The findings from the microplot winter cover crop experiment confirmed that field peas were the most susceptible host to M. incognita out of all other winter cover crops tested here and should not be planted in fields infested with this root-knot nematode. However, when mixing field peas with the other cover crop (black oat, crimson clover, daikon radish, rye, wheat, yellow mustard) as Mix 1, it diluted the susceptibility of field peas to M. incognita in parts due to lower population densities of M. incognita supported by elbon rye and daikon radish (Table 4). Previous research has shown that the incorporation of a rye winter cover crop reduces soil populations of M. incognita J2’s (Johnson and Motsinger, 1989).
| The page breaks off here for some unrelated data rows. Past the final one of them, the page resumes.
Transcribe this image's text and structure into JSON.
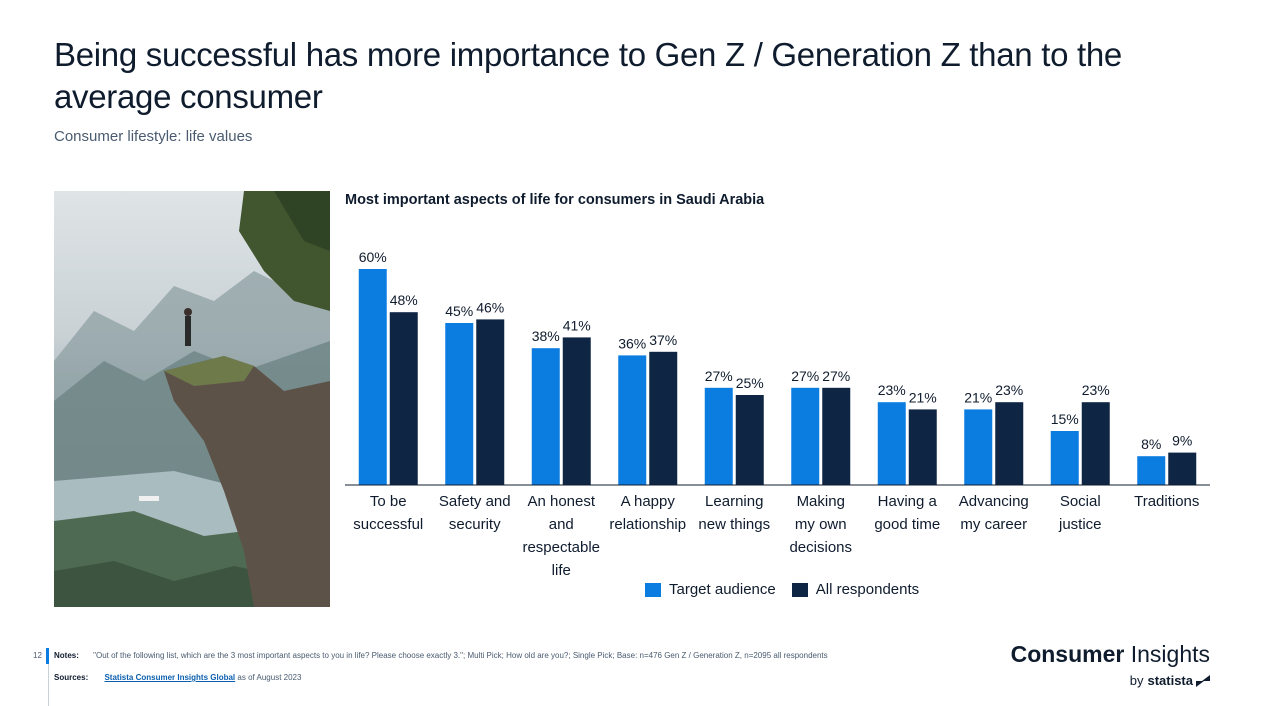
{
  "header": {
    "title": "Being successful has more importance to Gen Z / Generation Z than to the average consumer",
    "subtitle": "Consumer lifestyle: life values"
  },
  "chart_data": {
    "type": "bar",
    "title": "Most important aspects of life for consumers in Saudi Arabia",
    "categories": [
      [
        "To be",
        "successful"
      ],
      [
        "Safety and",
        "security"
      ],
      [
        "An honest",
        "and",
        "respectable",
        "life"
      ],
      [
        "A happy",
        "relationship"
      ],
      [
        "Learning",
        "new things"
      ],
      [
        "Making",
        "my own",
        "decisions"
      ],
      [
        "Having a",
        "good time"
      ],
      [
        "Advancing",
        "my career"
      ],
      [
        "Social",
        "justice"
      ],
      [
        "Traditions"
      ]
    ],
    "series": [
      {
        "name": "Target audience",
        "color": "#0b7de0",
        "values": [
          60,
          45,
          38,
          36,
          27,
          27,
          23,
          21,
          15,
          8
        ]
      },
      {
        "name": "All respondents",
        "color": "#0f2544",
        "values": [
          48,
          46,
          41,
          37,
          25,
          27,
          21,
          23,
          23,
          9
        ]
      }
    ],
    "value_suffix": "%",
    "ylim": [
      0,
      60
    ],
    "xlabel": "",
    "ylabel": "",
    "grid": false,
    "legend": "bottom"
  },
  "footer": {
    "page_number": "12",
    "notes_label": "Notes:",
    "notes_text": "\"Out of the following list, which are the 3 most important aspects to you in life? Please choose exactly 3.\"; Multi Pick; How old are you?; Single Pick; Base: n=476 Gen Z / Generation Z, n=2095 all respondents",
    "sources_label": "Sources:",
    "sources_link": "Statista Consumer Insights Global",
    "sources_suffix": "as of August 2023"
  },
  "brand": {
    "name_bold": "Consumer",
    "name_light": "Insights",
    "by": "by",
    "company": "statista"
  }
}
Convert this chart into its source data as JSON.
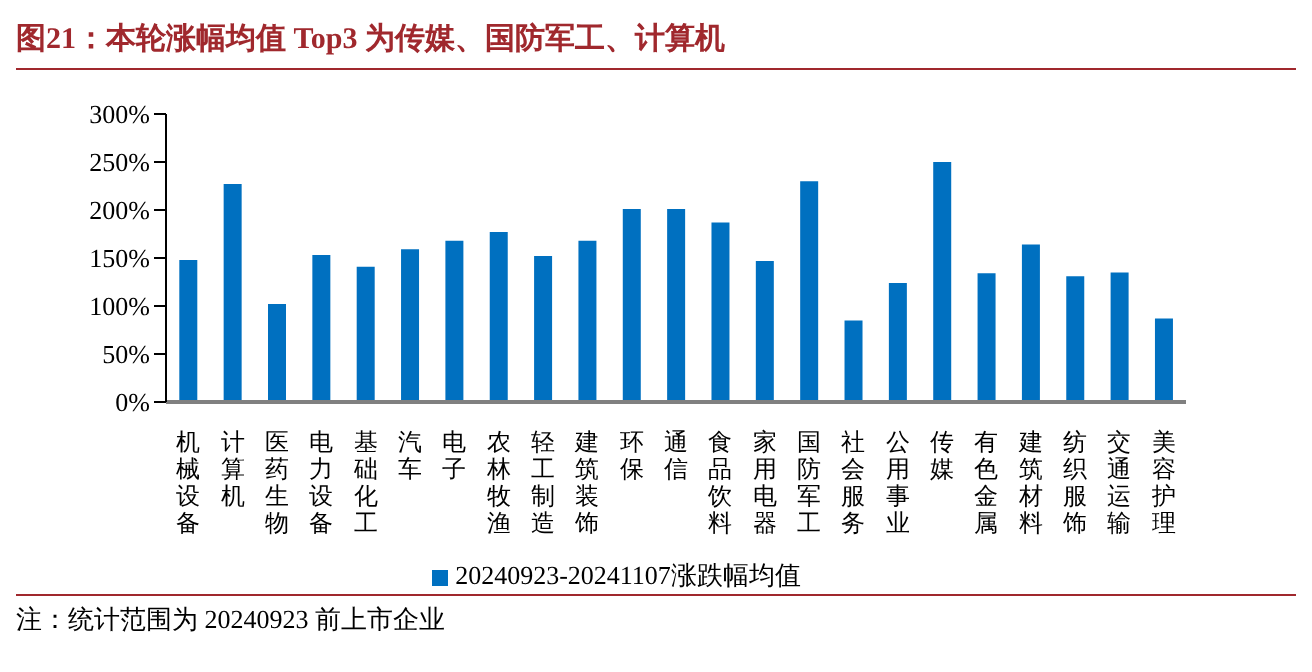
{
  "chart_data": {
    "type": "bar",
    "title": "图21：本轮涨幅均值 Top3 为传媒、国防军工、计算机",
    "categories": [
      "机械设备",
      "计算机",
      "医药生物",
      "电力设备",
      "基础化工",
      "汽车",
      "电子",
      "农林牧渔",
      "轻工制造",
      "建筑装饰",
      "环保",
      "通信",
      "食品饮料",
      "家用电器",
      "国防军工",
      "社会服务",
      "公用事业",
      "传媒",
      "有色金属",
      "建筑材料",
      "纺织服饰",
      "交通运输",
      "美容护理"
    ],
    "series": [
      {
        "name": "20240923-20241107涨跌幅均值",
        "color": "#0070c0",
        "values": [
          148,
          227,
          102,
          153,
          141,
          159,
          168,
          177,
          152,
          168,
          201,
          201,
          187,
          147,
          230,
          85,
          124,
          250,
          134,
          164,
          131,
          135,
          87
        ]
      }
    ],
    "ylim": [
      0,
      300
    ],
    "yticks": [
      {
        "value": 0,
        "label": "0%"
      },
      {
        "value": 50,
        "label": "50%"
      },
      {
        "value": 100,
        "label": "100%"
      },
      {
        "value": 150,
        "label": "150%"
      },
      {
        "value": 200,
        "label": "200%"
      },
      {
        "value": 250,
        "label": "250%"
      },
      {
        "value": 300,
        "label": "300%"
      }
    ],
    "grid": false,
    "legend": "bottom",
    "annotations": [
      "注：统计范围为 20240923 前上市企业"
    ]
  }
}
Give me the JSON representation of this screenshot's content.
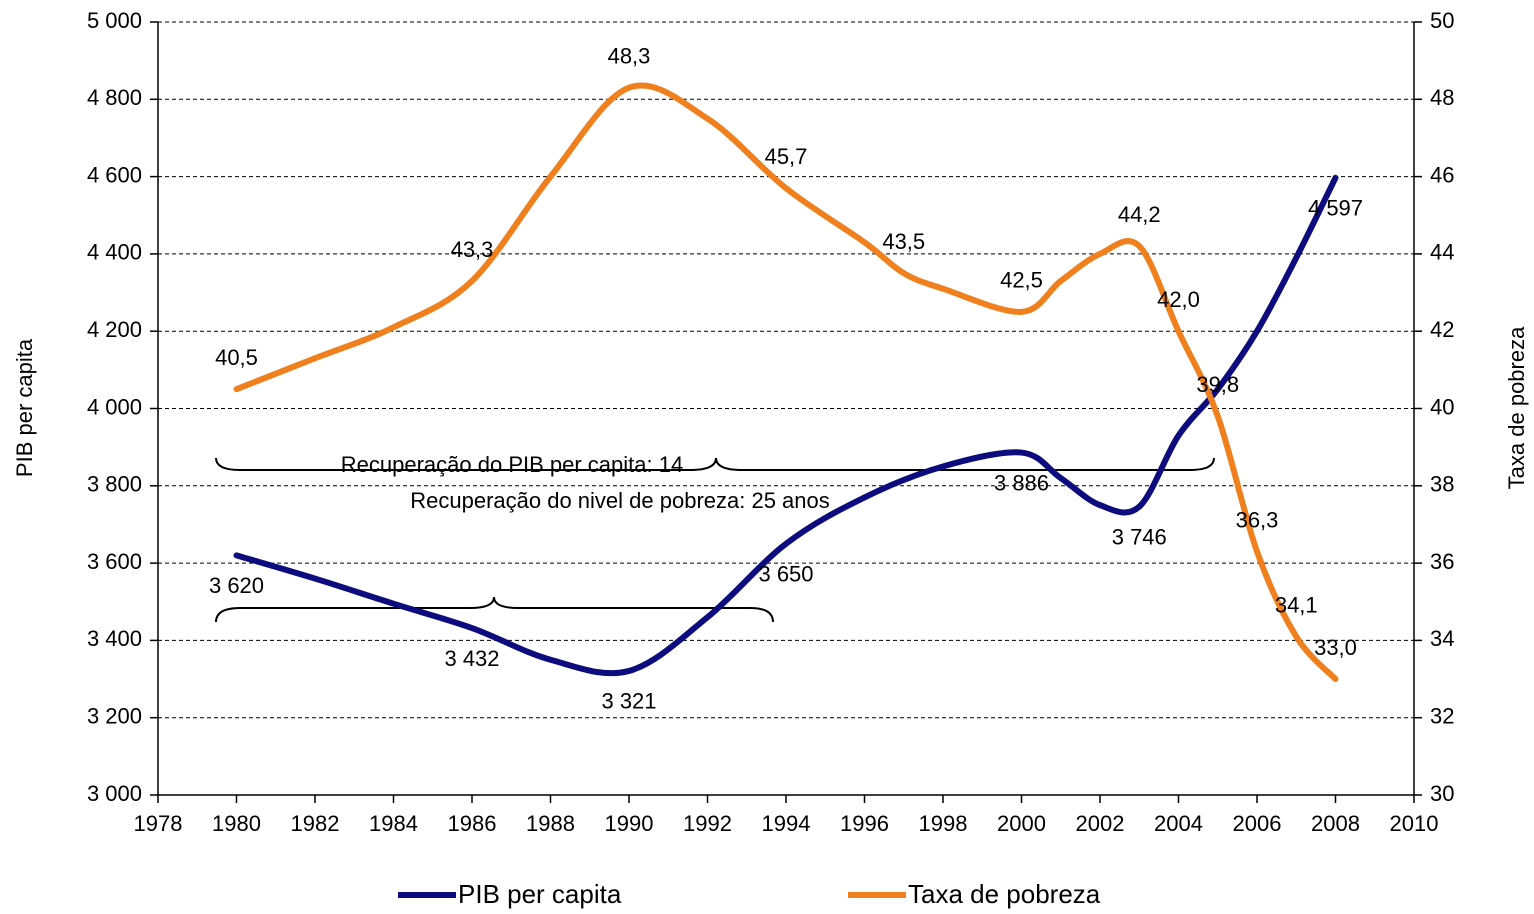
{
  "chart_data": {
    "type": "line",
    "xlim": [
      1978,
      2010
    ],
    "xticks": [
      1978,
      1980,
      1982,
      1984,
      1986,
      1988,
      1990,
      1992,
      1994,
      1996,
      1998,
      2000,
      2002,
      2004,
      2006,
      2008,
      2010
    ],
    "ylim": [
      3000,
      5000
    ],
    "yticks": [
      {
        "value": 3000,
        "label": "3 000"
      },
      {
        "value": 3200,
        "label": "3 200"
      },
      {
        "value": 3400,
        "label": "3 400"
      },
      {
        "value": 3600,
        "label": "3 600"
      },
      {
        "value": 3800,
        "label": "3 800"
      },
      {
        "value": 4000,
        "label": "4 000"
      },
      {
        "value": 4200,
        "label": "4 200"
      },
      {
        "value": 4400,
        "label": "4 400"
      },
      {
        "value": 4600,
        "label": "4 600"
      },
      {
        "value": 4800,
        "label": "4 800"
      },
      {
        "value": 5000,
        "label": "5 000"
      }
    ],
    "y2lim": [
      30,
      50
    ],
    "y2ticks": [
      30,
      32,
      34,
      36,
      38,
      40,
      42,
      44,
      46,
      48,
      50
    ],
    "ylabel": "PIB per capita",
    "y2label": "Taxa de pobreza",
    "grid": true,
    "legend": "bottom",
    "annotations": [
      "Recuperação do nivel de pobreza: 25 anos",
      "Recuperação do PIB per capita: 14"
    ],
    "series": [
      {
        "name": "PIB per capita",
        "color": "#0c0c7e",
        "axis": "y",
        "x": [
          1980,
          1982,
          1984,
          1986,
          1988,
          1990,
          1992,
          1994,
          1996,
          1998,
          2000,
          2001,
          2002,
          2003,
          2004,
          2005,
          2006,
          2007,
          2008
        ],
        "values": [
          3620,
          3560,
          3495,
          3432,
          3350,
          3321,
          3460,
          3650,
          3770,
          3850,
          3886,
          3820,
          3750,
          3746,
          3930,
          4050,
          4200,
          4390,
          4597
        ],
        "value_labels": [
          "3 620",
          null,
          null,
          "3 432",
          null,
          "3 321",
          null,
          "3 650",
          null,
          null,
          "3 886",
          null,
          null,
          "3 746",
          null,
          null,
          null,
          null,
          "4 597"
        ]
      },
      {
        "name": "Taxa de pobreza",
        "color": "#f07f1e",
        "axis": "y2",
        "x": [
          1980,
          1982,
          1984,
          1986,
          1988,
          1990,
          1992,
          1994,
          1996,
          1997,
          1998,
          2000,
          2001,
          2002,
          2003,
          2004,
          2005,
          2006,
          2007,
          2008
        ],
        "values": [
          40.5,
          41.3,
          42.1,
          43.3,
          46.0,
          48.3,
          47.5,
          45.7,
          44.3,
          43.5,
          43.1,
          42.5,
          43.3,
          44.0,
          44.2,
          42.0,
          39.8,
          36.3,
          34.1,
          33.0
        ],
        "value_labels": [
          "40,5",
          null,
          null,
          "43,3",
          null,
          "48,3",
          null,
          "45,7",
          null,
          "43,5",
          null,
          "42,5",
          null,
          null,
          "44,2",
          "42,0",
          "39,8",
          "36,3",
          "34,1",
          "33,0"
        ]
      }
    ]
  }
}
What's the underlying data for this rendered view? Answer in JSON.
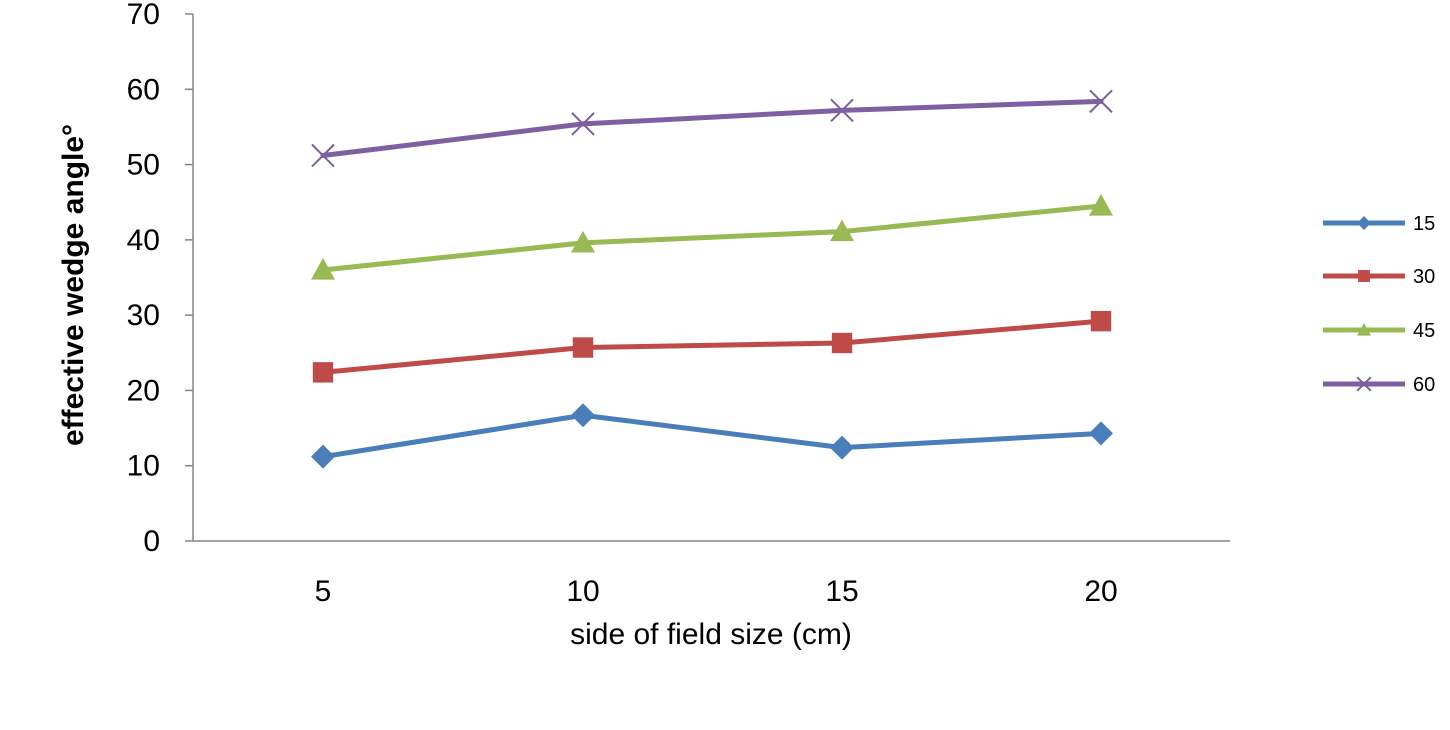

This reduction has been attributed to the allelopathic compounds like benzoxazinoids from rye (Zasada et al., 2005; Zasada et al., 2007), or glucosinolate from daikon radish (Waisen et al., 2022), both of which generate degradation products toxic to M. incognita. However, the current study showed that the allelopathic effects of rye or daikon dissipated 2 months after sweetpotato was planted (July 2023 sampling).
Summary
Overall, our findings showed that some variability in M. incognita suppression was observed between the greenhouse and microplot tests. While none of the biopesticides reduced M. incognita egg counts in the greenhouse tests, MeloCon was the most promising biopesticide against M. incognita. Most interestingly, many biopesticides tested if applied twice during the sweetpotato crop were more suppressive to M. incognita compared to the one-time application of Velum. The winter grass cover crops elbon rye and daikon radish, along with their mixtures containing crimson clover, daikon radish, elbon rye, and wheat, resulted in lowered soil M. incognita populations when compared with leguminous winter cover crops field peas and crimson clover. Determining the most effective biopesticides and cover crops could aid decision-making to design an integrated nematode management approach to support sweetpotato growth and provide an economic return on yield in a M. incognita infested field.